TP: I like the scenario you’re describing, if I may have a vote amongst the human population?
GBPO: [laughs] Well, thank you! But yeah, America has been very kind to me. It’s been much more tolerant of my ideas. The fact that we can go to universities and give talks at Rutgers, they said that my lecture had the highest attendance of any lecture in the history of the university. Now that’s really hopeful, isn’t it?
TP: Yeah, that’s really something.
GBPO: So there’s a definite groundswell amongst the youth. They see through the stupidity and the pettiness and the obsession with status symbols and know there’s got to be another path.
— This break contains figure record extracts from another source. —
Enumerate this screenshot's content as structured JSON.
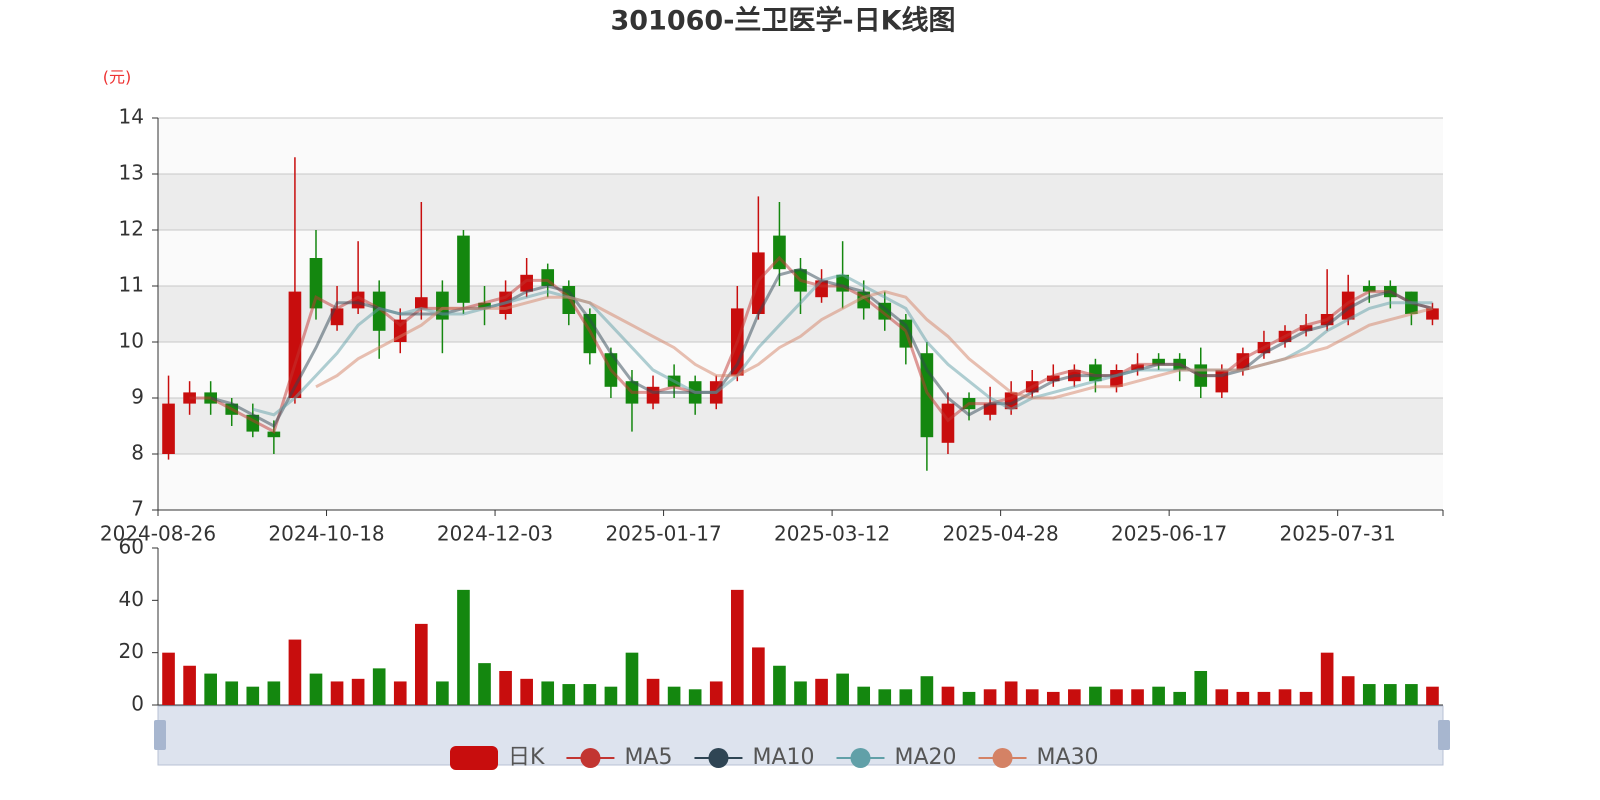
{
  "chart_data": {
    "type": "candlestick",
    "title": "301060-兰卫医学-日K线图",
    "y_unit": "(元)",
    "categories": [
      "2024-08-26",
      null,
      null,
      null,
      null,
      null,
      null,
      null,
      "2024-10-18",
      null,
      null,
      null,
      null,
      null,
      null,
      null,
      "2024-12-03",
      null,
      null,
      null,
      null,
      null,
      null,
      null,
      "2025-01-17",
      null,
      null,
      null,
      null,
      null,
      null,
      null,
      "2025-03-12",
      null,
      null,
      null,
      null,
      null,
      null,
      null,
      "2025-04-28",
      null,
      null,
      null,
      null,
      null,
      null,
      null,
      "2025-06-17",
      null,
      null,
      null,
      null,
      null,
      null,
      null,
      "2025-07-31",
      null,
      null,
      null,
      null
    ],
    "ylim": [
      7,
      14
    ],
    "yticks": [
      7,
      8,
      9,
      10,
      11,
      12,
      13,
      14
    ],
    "up_color": "#c80d0d",
    "down_color": "#14870f",
    "candles": {
      "name": "日K",
      "color": "#c80d0d",
      "values": [
        [
          8.0,
          8.9,
          7.9,
          9.4
        ],
        [
          8.9,
          9.1,
          8.7,
          9.3
        ],
        [
          9.1,
          8.9,
          8.7,
          9.3
        ],
        [
          8.9,
          8.7,
          8.5,
          9.0
        ],
        [
          8.7,
          8.4,
          8.3,
          8.9
        ],
        [
          8.4,
          8.3,
          8.0,
          8.6
        ],
        [
          9.0,
          10.9,
          8.9,
          13.3
        ],
        [
          11.5,
          10.6,
          10.4,
          12.0
        ],
        [
          10.3,
          10.6,
          10.2,
          11.0
        ],
        [
          10.6,
          10.9,
          10.5,
          11.8
        ],
        [
          10.9,
          10.2,
          9.7,
          11.1
        ],
        [
          10.0,
          10.4,
          9.8,
          10.6
        ],
        [
          10.6,
          10.8,
          10.4,
          12.5
        ],
        [
          10.9,
          10.4,
          9.8,
          11.1
        ],
        [
          11.9,
          10.7,
          10.5,
          12.0
        ],
        [
          10.7,
          10.6,
          10.3,
          11.0
        ],
        [
          10.5,
          10.9,
          10.4,
          11.1
        ],
        [
          10.9,
          11.2,
          10.8,
          11.5
        ],
        [
          11.3,
          11.0,
          10.8,
          11.4
        ],
        [
          11.0,
          10.5,
          10.3,
          11.1
        ],
        [
          10.5,
          9.8,
          9.6,
          10.6
        ],
        [
          9.8,
          9.2,
          9.0,
          9.9
        ],
        [
          9.3,
          8.9,
          8.4,
          9.5
        ],
        [
          8.9,
          9.2,
          8.8,
          9.4
        ],
        [
          9.4,
          9.2,
          9.0,
          9.6
        ],
        [
          9.3,
          8.9,
          8.7,
          9.4
        ],
        [
          8.9,
          9.3,
          8.8,
          9.4
        ],
        [
          9.4,
          10.6,
          9.3,
          11.0
        ],
        [
          10.5,
          11.6,
          10.4,
          12.6
        ],
        [
          11.9,
          11.3,
          11.0,
          12.5
        ],
        [
          11.3,
          10.9,
          10.5,
          11.5
        ],
        [
          10.8,
          11.1,
          10.7,
          11.3
        ],
        [
          11.2,
          10.9,
          10.6,
          11.8
        ],
        [
          10.9,
          10.6,
          10.4,
          11.1
        ],
        [
          10.7,
          10.4,
          10.2,
          10.9
        ],
        [
          10.4,
          9.9,
          9.6,
          10.5
        ],
        [
          9.8,
          8.3,
          7.7,
          10.0
        ],
        [
          8.2,
          8.9,
          8.0,
          9.1
        ],
        [
          9.0,
          8.8,
          8.6,
          9.1
        ],
        [
          8.7,
          8.9,
          8.6,
          9.2
        ],
        [
          8.8,
          9.1,
          8.7,
          9.3
        ],
        [
          9.1,
          9.3,
          9.0,
          9.5
        ],
        [
          9.3,
          9.4,
          9.2,
          9.6
        ],
        [
          9.3,
          9.5,
          9.2,
          9.6
        ],
        [
          9.6,
          9.3,
          9.1,
          9.7
        ],
        [
          9.2,
          9.5,
          9.1,
          9.6
        ],
        [
          9.5,
          9.6,
          9.4,
          9.8
        ],
        [
          9.7,
          9.6,
          9.5,
          9.8
        ],
        [
          9.7,
          9.5,
          9.3,
          9.8
        ],
        [
          9.6,
          9.2,
          9.0,
          9.9
        ],
        [
          9.1,
          9.5,
          9.0,
          9.6
        ],
        [
          9.5,
          9.8,
          9.4,
          9.9
        ],
        [
          9.8,
          10.0,
          9.7,
          10.2
        ],
        [
          10.0,
          10.2,
          9.9,
          10.3
        ],
        [
          10.2,
          10.3,
          10.1,
          10.5
        ],
        [
          10.3,
          10.5,
          10.2,
          11.3
        ],
        [
          10.4,
          10.9,
          10.3,
          11.2
        ],
        [
          11.0,
          10.9,
          10.7,
          11.1
        ],
        [
          11.0,
          10.8,
          10.6,
          11.1
        ],
        [
          10.9,
          10.5,
          10.3,
          10.9
        ],
        [
          10.4,
          10.6,
          10.3,
          10.7
        ]
      ]
    },
    "series": [
      {
        "name": "MA5",
        "color": "#c23531",
        "values": [
          null,
          9.0,
          9.0,
          8.8,
          8.6,
          8.4,
          9.6,
          10.8,
          10.6,
          10.8,
          10.6,
          10.3,
          10.6,
          10.6,
          10.6,
          10.7,
          10.8,
          11.1,
          11.1,
          10.8,
          10.2,
          9.5,
          9.1,
          9.1,
          9.2,
          9.1,
          9.1,
          10.0,
          11.1,
          11.5,
          11.1,
          11.0,
          11.0,
          10.8,
          10.5,
          10.2,
          9.1,
          8.6,
          8.9,
          8.9,
          9.0,
          9.2,
          9.4,
          9.5,
          9.4,
          9.4,
          9.6,
          9.6,
          9.6,
          9.4,
          9.4,
          9.7,
          9.9,
          10.1,
          10.3,
          10.4,
          10.7,
          10.9,
          10.9,
          10.7,
          10.6
        ]
      },
      {
        "name": "MA10",
        "color": "#2f4554",
        "values": [
          null,
          null,
          9.0,
          8.9,
          8.7,
          8.5,
          9.2,
          9.9,
          10.7,
          10.7,
          10.6,
          10.5,
          10.5,
          10.5,
          10.6,
          10.6,
          10.7,
          10.9,
          11.0,
          10.9,
          10.4,
          9.8,
          9.3,
          9.1,
          9.1,
          9.1,
          9.1,
          9.6,
          10.5,
          11.2,
          11.3,
          11.1,
          11.0,
          10.9,
          10.6,
          10.3,
          9.5,
          9.0,
          8.7,
          8.9,
          8.9,
          9.1,
          9.3,
          9.4,
          9.4,
          9.4,
          9.5,
          9.6,
          9.6,
          9.4,
          9.4,
          9.5,
          9.8,
          10.0,
          10.2,
          10.3,
          10.6,
          10.8,
          10.9,
          10.7,
          10.6
        ]
      },
      {
        "name": "MA20",
        "color": "#61a0a8",
        "values": [
          null,
          null,
          null,
          null,
          8.8,
          8.7,
          9.0,
          9.4,
          9.8,
          10.3,
          10.6,
          10.5,
          10.6,
          10.5,
          10.5,
          10.6,
          10.7,
          10.8,
          10.9,
          10.8,
          10.7,
          10.3,
          9.9,
          9.5,
          9.3,
          9.1,
          9.1,
          9.4,
          9.9,
          10.3,
          10.7,
          11.1,
          11.2,
          11.0,
          10.8,
          10.6,
          10.0,
          9.6,
          9.3,
          9.0,
          8.8,
          9.0,
          9.1,
          9.2,
          9.3,
          9.4,
          9.5,
          9.5,
          9.5,
          9.5,
          9.5,
          9.5,
          9.6,
          9.7,
          9.9,
          10.2,
          10.4,
          10.6,
          10.7,
          10.7,
          10.7
        ]
      },
      {
        "name": "MA30",
        "color": "#d48265",
        "values": [
          null,
          null,
          null,
          null,
          null,
          null,
          null,
          9.2,
          9.4,
          9.7,
          9.9,
          10.1,
          10.3,
          10.6,
          10.6,
          10.6,
          10.6,
          10.7,
          10.8,
          10.8,
          10.7,
          10.5,
          10.3,
          10.1,
          9.9,
          9.6,
          9.4,
          9.4,
          9.6,
          9.9,
          10.1,
          10.4,
          10.6,
          10.8,
          10.9,
          10.8,
          10.4,
          10.1,
          9.7,
          9.4,
          9.1,
          9.0,
          9.0,
          9.1,
          9.2,
          9.2,
          9.3,
          9.4,
          9.5,
          9.5,
          9.5,
          9.5,
          9.6,
          9.7,
          9.8,
          9.9,
          10.1,
          10.3,
          10.4,
          10.5,
          10.6
        ]
      }
    ],
    "volume": {
      "ylim": [
        0,
        60
      ],
      "yticks": [
        0,
        20,
        40,
        60
      ],
      "values": [
        20,
        15,
        12,
        9,
        7,
        9,
        25,
        12,
        9,
        10,
        14,
        9,
        31,
        9,
        44,
        16,
        13,
        10,
        9,
        8,
        8,
        7,
        20,
        10,
        7,
        6,
        9,
        44,
        22,
        15,
        9,
        10,
        12,
        7,
        6,
        6,
        11,
        7,
        5,
        6,
        9,
        6,
        5,
        6,
        7,
        6,
        6,
        7,
        5,
        13,
        6,
        5,
        5,
        6,
        5,
        20,
        11,
        8,
        8,
        8,
        7
      ]
    },
    "grid": true
  }
}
We use the pandrogyne as a symbol of unity and inclusiveness. It’s about similarities, not differences, and about absorbing lovingly everything, rather than separating from things and squabbling for a tiny bit of power.
TP: Now, I have a bit of a stupid question, but how is pandrogyny received within the transgender community? Is it welcomed, or is there fear and distance placed between the two?
GBPO: That’s not a stupid question; that’s actually a really good question. It’s interesting because the transgender community has been the most resistant.
TP: That’s what I would have guessed.
GBPO: This is no way critical, we still do things to support the transgender community for example, there’s a halfway house for teenage trannies in New York and we give them beautiful designer clothes that we are not using. But the difference in a way, as Jaye would explain it, is that transgendered people feel as if they’re a man trapped in a woman’s body or that they’re a woman trapped in a man’s body. The pandrogyne just feels trapped in the body. And there’s a certain part amongst transgendered people’s vision of themselves that they want to become another gender. Our ideas are not about gender at all, although they can look that way.
There’s been this sense of feeling, not exactly threatened, but that we’re betraying their struggle for the right to change gender by not being so concerned about gender. For them, that’s the big issue. And we’re saying, it doesn’t matter. That’s the only community that’s sort of been aggressive towards us, which surprised us at first. We weren’t expecting that at all. But when you look back at the struggle they’ve been through for any kind of acceptance, it’s been very recent that people are starting to be aware of that general issue through television programs and so on. And it would be wrong to belittle that struggle that so many people have.
We’ve been very fortunate, coming from a context where life is art and art is our life and we’re self-employed and so we can create our own fantasy life with the minimum interference. Other people don’t have that, they’re trapped in mundane jobs and they’re trapped in small towns maybe and they suffer in terrible ways from violence and humiliation and ridicule. But we’re not the enemy. We’re there to embrace and include them, too.